Reading portions of Terence W Barrett’s Topological Foundations of Electromagnetism, Volume 26 of World Scientific Series in Contemporary Chemical Physics gives the decision to compare two physical concepts: gauge invariance and directional invariance. Barrett’s idea can be found starting on Page 16 with the following slightly edited introductory quote:
In 1918 Weyl…treated Einstein’s general relativity as if Lorentz symmetry were an example of global symmetry but only local coordinates defineable, i.e. the general theory was considered as a local theory. A consequence of Weyl’s theory is that the absolute magnitude or norm of a physical vector is not treated as an absolute quantity but depends on its location in space-time.
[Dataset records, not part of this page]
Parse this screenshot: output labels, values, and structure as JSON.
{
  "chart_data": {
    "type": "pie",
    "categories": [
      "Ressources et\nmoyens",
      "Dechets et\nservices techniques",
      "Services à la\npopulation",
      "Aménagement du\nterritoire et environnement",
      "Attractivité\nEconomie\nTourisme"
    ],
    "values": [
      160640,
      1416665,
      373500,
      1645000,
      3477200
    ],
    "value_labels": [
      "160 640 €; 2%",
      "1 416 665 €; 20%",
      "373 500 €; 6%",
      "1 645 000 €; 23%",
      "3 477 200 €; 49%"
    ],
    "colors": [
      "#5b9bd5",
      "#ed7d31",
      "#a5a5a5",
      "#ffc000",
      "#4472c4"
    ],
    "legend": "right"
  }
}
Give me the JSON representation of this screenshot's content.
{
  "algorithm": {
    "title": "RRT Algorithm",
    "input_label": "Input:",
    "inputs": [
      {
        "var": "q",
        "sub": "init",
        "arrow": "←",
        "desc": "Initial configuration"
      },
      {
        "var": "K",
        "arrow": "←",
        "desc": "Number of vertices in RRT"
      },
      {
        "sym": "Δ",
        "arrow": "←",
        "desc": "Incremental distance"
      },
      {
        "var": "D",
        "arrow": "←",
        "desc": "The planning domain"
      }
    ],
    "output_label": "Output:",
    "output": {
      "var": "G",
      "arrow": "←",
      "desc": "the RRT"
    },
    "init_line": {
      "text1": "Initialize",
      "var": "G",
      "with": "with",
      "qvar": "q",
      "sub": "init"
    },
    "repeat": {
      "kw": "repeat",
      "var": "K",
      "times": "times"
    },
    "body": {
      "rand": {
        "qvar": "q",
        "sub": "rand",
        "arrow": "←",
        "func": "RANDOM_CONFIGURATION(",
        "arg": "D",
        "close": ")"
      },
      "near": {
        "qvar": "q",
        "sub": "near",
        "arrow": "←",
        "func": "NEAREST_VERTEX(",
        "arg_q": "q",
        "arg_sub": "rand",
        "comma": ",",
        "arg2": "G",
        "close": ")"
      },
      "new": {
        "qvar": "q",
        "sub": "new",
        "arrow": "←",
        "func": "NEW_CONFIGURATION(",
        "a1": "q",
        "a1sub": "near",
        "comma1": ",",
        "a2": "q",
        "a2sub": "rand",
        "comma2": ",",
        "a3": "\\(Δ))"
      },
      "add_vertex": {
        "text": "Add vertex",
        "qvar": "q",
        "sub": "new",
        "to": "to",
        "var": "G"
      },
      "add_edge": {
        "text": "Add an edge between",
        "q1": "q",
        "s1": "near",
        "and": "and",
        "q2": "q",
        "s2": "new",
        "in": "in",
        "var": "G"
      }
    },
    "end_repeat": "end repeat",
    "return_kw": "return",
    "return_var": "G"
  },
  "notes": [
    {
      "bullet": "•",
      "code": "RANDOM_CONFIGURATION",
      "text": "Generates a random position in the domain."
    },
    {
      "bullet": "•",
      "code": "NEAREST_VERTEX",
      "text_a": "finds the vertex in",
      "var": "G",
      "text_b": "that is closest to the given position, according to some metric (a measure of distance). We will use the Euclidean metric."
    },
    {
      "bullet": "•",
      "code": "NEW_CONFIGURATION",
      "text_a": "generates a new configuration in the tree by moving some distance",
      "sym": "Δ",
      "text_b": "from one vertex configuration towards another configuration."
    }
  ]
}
This notion was called gauge invariance.
From this brief quotation, the topological characteristic is not clearly described except that the scalar and the vector potentials are invariance under certain additive or subtractive differential gauge transformations. On the other hand, a descriptive topology of directional invariance is the non-orientable Möbius surface such that a complete circuit would allow a left transformed to a right, or a top to a bottom, or a forward to a backward. All these are irreducible characteristics of the 8 directional invariance properties discussed in other threads. Regarding local and global characteristics, Barrett asserted that the gauge is truly a physical quantity that can be determined by setting boundary conditions to the experiments that cannot be derived from Maxwell’s equations. On the other hand, directional invariance is locally attributed to the Hadamard matrices embedded in a global infinity matrix of a sieve of Diophantus.